第16話 大東亜共栄圏②

そしてアジアで展開されたもう1つの戦線は、日本が英米蘭の植民地攻略を目指した東南アジア戦線だ。


日本海軍南方部隊は真珠湾攻撃と同時にマレー半島コタバルやバンドンなど5方面に別れて上陸。

各上陸地点でイギリス軍を破り、英領シンガポールへの大規模空襲が成果を上げるなどマレー方面の航空作戦も円滑に進行していた。

また、ヴィシー政府副相フランソワ・ダルランからの許可を取り付け、コーチシナへの進駐も行った。

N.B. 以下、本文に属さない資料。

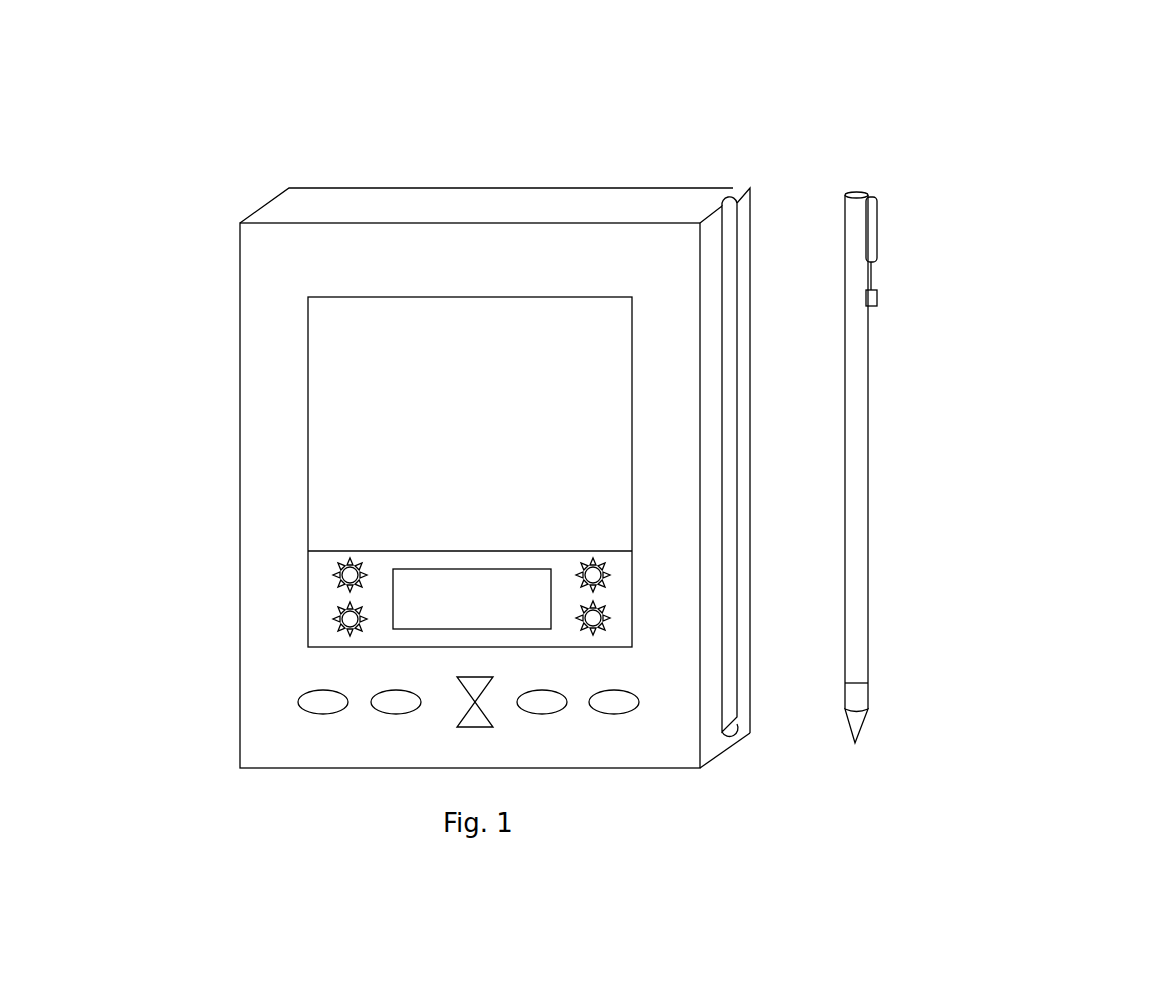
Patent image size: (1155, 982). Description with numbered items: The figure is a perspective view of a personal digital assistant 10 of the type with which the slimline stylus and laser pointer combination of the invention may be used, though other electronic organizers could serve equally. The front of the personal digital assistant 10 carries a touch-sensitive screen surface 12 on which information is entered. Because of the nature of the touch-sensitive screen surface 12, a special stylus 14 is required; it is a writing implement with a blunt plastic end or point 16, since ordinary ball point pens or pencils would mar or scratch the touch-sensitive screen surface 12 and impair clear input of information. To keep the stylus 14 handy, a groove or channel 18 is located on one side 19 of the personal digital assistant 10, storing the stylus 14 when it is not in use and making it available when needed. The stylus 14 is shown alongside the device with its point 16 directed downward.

The personal digital assistant 10 is at (430, 718).
The touch-sensitive screen surface 12 is at (368, 466).
The stylus 14 is at (870, 503).
The point 16 is at (870, 720).
The groove or channel 18 is at (730, 192).
The side 19 is at (750, 298).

そんな中、大きな動きがあったのは12月10日の事である。

シンガポールのセレター軍港から出撃したイギリス東洋艦隊を日本海軍の潜水艦伊65が捉えたのだ。


蘭印攻略の為現れた日本の大船団を狙ってコタバル・シンゴラ方面へ進出して来た同艦隊に対して、松永貞市少将が指揮を執る日本海軍航空部隊が攻撃を開始。


欧米機と同等の性能を誇る九十六式陸攻隊はまず巡洋戦艦レパルスを沈めると、当時世界最強と目されていた新鋭戦艦プリンス・オブ・ウェールズをも撃沈した。

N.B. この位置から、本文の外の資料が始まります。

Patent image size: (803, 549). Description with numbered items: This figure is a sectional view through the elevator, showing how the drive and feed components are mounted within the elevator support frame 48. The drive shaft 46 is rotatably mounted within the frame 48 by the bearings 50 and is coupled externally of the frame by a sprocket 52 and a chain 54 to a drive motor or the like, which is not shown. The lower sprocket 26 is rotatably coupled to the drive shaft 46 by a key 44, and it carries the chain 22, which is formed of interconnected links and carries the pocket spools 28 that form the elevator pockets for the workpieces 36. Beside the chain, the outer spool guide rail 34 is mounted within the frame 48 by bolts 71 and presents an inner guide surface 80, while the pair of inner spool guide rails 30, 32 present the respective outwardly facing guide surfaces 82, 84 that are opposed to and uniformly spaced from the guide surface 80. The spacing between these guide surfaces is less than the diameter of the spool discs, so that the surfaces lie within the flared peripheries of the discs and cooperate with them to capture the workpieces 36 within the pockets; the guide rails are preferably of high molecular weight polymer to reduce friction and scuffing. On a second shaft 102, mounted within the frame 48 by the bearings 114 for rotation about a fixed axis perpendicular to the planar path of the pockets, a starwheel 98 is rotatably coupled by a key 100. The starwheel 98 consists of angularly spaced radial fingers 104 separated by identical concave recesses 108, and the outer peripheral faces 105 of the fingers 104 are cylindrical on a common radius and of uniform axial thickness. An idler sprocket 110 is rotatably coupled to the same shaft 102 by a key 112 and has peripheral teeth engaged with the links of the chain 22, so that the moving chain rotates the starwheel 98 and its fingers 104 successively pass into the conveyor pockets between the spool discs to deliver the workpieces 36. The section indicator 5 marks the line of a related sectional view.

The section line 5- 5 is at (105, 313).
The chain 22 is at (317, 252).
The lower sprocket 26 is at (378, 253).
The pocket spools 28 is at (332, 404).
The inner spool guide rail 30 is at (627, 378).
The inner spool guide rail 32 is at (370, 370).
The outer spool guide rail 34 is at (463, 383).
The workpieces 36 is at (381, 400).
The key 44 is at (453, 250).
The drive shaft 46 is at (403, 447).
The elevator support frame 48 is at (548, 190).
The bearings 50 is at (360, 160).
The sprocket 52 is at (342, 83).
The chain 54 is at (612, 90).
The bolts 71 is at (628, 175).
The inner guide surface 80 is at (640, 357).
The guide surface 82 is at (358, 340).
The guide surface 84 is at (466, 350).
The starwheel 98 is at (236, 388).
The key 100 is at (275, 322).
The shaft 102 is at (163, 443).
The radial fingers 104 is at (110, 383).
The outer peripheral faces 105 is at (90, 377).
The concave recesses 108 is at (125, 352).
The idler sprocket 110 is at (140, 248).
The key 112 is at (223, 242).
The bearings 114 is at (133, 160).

これは作戦行動中の戦艦を航空機の攻撃のみで撃沈した世界初の事例であり、英米は日本側の航空戦力の評価見直しを余儀無くされる事となったのだ。


その後も銀輪部隊に代表される日本軍は迅速にマレー半島を北上。翌41年2月15日にはシンガポールのイギリス軍が降伏し、マレー作戦は完遂された。


一方1月から始まっていた蘭印作戦も順調に進行し、2月3日にはジャワ島に対して日本の航空部隊が攻撃を開始。14日に空挺部隊がスマトラ島パレンバンの製油工場を占領する。


連合国はシンガポール、及びオランダ領東インド防衛の為にアメリカ・イギリス・オランダ・オーストラリアによる連合艦隊、通称ABDA艦隊を設置していたが、ジャワ沖海戦、バリ島沖海戦と相次いで敗北。


2月27日には日本のジャワ島攻略輸送船団護衛艦隊とスラバヤ沖で激突するも、巡洋艦2隻と駆逐艦5隻を失い完敗。総司令官カレル・ドールマン少将も戦死し同艦隊は壊滅した。


そして3月8日にバンドン要塞の守備隊及びバンドン東方の英豪軍が降伏し、戦死者850人と僅かな損害で蘭印作戦を完遂した。


また、12月8日から始まっていたフィリピン作戦も終始日本優勢のまま戦況が進み、4月11日にバターン半島の米比軍が降伏。日本軍は想定の倍に上る7万もの捕虜を得た。

5月10日にはミンダナオ島攻略作戦も完遂し、6月9日までにほぼ全ての米軍部隊が降伏した。


連合国にとっての誤算は日本側の航空機の性能やパイロットの質が想定を大きく上回っていた事であり、アジア人を格下と舐めていた楽観姿勢は航空支援を行わずに敗れたマレー沖海戦で顕著に現れている。


対して南方作戦を成功させた日本は、死活問題と言える石油や天然ゴムと言った豊富な資源問題の解決へ向け大きく前進する事となった。